Mas há mais em jogo. Este novo ciclo de divisões não é apenas europeu; é global. Em todos os continentes, os valores democráticos encontram-se sob ataque, seja por regimes abertamente autoritários ou por democracias que, ao combaterem ameaças internas, acabam por erodir os seus próprios princípios fundadores. A Alemanha, uma vez centro de resistência e reunificação, enfrenta um dilema: como permanecer fiel aos valores europeus e democráticos num mundo onde a tirania parece cada vez mais uma opção atraente para aqueles que buscam respostas rápidas e autoritárias para problemas complexos?

O futuro da Europa exige uma coragem renovada. Um compromisso com a democracia, não só nas palavras, mas nas ações. A geração que assistiu à queda do muro tem agora a responsabilidade de se questionar sobre o que significa ser “um berlinense” no século XXI. Ser um “europeu” hoje, ou seja, assumir essa identidade plural e democrática, requer que enfrentemos estes novos muros. Não basta recordar os erros do passado; é necessário evitar que sejam repetidos.
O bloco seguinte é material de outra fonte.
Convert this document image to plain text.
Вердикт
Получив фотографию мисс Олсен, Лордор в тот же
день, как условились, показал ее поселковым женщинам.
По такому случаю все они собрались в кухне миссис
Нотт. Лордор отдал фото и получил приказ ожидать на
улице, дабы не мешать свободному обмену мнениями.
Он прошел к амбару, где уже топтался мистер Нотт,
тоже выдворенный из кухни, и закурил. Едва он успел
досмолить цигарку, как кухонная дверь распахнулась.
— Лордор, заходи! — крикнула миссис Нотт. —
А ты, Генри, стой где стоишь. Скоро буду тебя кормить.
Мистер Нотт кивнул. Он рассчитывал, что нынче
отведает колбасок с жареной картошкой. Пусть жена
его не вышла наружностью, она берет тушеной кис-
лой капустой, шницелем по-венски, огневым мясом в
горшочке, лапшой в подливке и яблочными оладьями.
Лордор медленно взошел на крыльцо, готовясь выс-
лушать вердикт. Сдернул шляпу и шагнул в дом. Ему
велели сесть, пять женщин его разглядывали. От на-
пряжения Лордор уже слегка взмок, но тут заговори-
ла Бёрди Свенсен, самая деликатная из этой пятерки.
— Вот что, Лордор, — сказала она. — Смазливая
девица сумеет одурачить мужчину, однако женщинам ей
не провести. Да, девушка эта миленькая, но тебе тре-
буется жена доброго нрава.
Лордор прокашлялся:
Para o futuro, a única certeza é que uma Europa dividida e fragmentada será sempre vulnerável. Precisamos de uma União Europeia coesa e capaz de prosperar e de se defender, mas também de líderes dispostos a compreender que, enquanto existirem muros — físicos ou ideológicos —, a promessa de uma Europa de paz e liberdade plena estará por cumprir. Se aspiramos a um futuro mais livre e democrático, talvez devamos começar por reivindicar, uma vez mais, o verdadeiro significado de ser “berlinense” — mas desta vez sem erros gramaticais e, mais importante, sem barreiras que nos separem dos outros. É essencial que nos unamos com coragem e determinação para derrubar esses muros, eliminando de vez as suas causas, os apoios que os mantêm e quem os defende.